Identifying BT-like P2P Traffic by the Discreteness of Remote Hosts

By analyzing application protocols and traffic, we find that the most striking distinguish between BitTorrent (BT)-like peer-to-peer (P2P) applications' traffic and traditional as well as other P2P (such as Skype) applications' traffic of a single user may be the dissimilarity in the distribution of remote hosts involved. Therefore, we propose a method based on discreteness of remote hosts (RHD) to identify BT-like traffic. In this method, traffic for each user host in a stub network need be monitored at the border of the stub network and classified into flows. At intervals concurrent TCP and UDP flows for a single host should be grouped respectively by what stub network the remote host of each flow belongs to, and then calculate instant RHDs for TCP and UDP flows respectively.

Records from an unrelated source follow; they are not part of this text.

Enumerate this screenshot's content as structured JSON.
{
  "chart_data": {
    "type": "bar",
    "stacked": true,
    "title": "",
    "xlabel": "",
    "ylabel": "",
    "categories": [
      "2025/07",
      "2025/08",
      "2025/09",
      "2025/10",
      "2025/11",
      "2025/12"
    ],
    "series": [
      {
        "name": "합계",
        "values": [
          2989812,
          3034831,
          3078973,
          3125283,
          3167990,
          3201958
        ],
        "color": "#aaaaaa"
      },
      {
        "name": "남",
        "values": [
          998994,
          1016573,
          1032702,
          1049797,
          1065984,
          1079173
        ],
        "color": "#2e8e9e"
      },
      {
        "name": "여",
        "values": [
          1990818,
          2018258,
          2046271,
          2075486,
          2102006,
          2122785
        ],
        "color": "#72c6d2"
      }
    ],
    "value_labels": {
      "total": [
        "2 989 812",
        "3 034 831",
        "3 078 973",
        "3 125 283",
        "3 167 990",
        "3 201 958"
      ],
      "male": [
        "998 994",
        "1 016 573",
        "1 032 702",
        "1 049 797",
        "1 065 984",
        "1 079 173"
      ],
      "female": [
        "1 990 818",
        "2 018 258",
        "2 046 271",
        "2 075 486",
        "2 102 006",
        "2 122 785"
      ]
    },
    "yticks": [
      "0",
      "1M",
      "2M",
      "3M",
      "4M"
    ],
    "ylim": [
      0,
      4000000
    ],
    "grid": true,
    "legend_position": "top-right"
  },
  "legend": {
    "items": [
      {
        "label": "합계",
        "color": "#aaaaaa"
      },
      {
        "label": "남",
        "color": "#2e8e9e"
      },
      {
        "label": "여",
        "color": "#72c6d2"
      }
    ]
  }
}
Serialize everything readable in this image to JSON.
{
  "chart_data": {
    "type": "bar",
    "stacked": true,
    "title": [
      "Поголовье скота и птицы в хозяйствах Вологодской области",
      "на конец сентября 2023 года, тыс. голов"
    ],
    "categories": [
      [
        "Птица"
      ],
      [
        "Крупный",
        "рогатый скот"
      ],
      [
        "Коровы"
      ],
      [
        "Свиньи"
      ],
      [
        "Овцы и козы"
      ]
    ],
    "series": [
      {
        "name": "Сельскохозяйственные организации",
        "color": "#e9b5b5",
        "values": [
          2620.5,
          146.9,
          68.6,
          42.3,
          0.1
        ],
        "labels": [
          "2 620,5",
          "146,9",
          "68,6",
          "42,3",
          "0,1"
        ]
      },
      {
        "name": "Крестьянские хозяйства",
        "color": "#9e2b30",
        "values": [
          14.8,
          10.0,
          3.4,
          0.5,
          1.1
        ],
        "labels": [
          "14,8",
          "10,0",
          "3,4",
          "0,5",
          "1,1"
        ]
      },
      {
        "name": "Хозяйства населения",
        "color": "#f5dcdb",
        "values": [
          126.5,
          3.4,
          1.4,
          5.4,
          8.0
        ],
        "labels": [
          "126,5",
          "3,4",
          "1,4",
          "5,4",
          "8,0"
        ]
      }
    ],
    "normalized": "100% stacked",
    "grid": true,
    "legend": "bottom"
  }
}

For any user host, if the sum of two average RHDs for a period of time exceeds specific threshold, then we can deduce that the host has used BT-like P2P application. The method proposed here is a simple traffic characteristic-based traffic classification method. It is more suitable for identifying protean BT-like P2P application than usual content-based methods such as those based on port numbers or application signatures. Experiments results reveal that our method can effectively recognize BT-like traffic and may be particularly appropriate for use to restrict BT-like traffic during working hours if needed.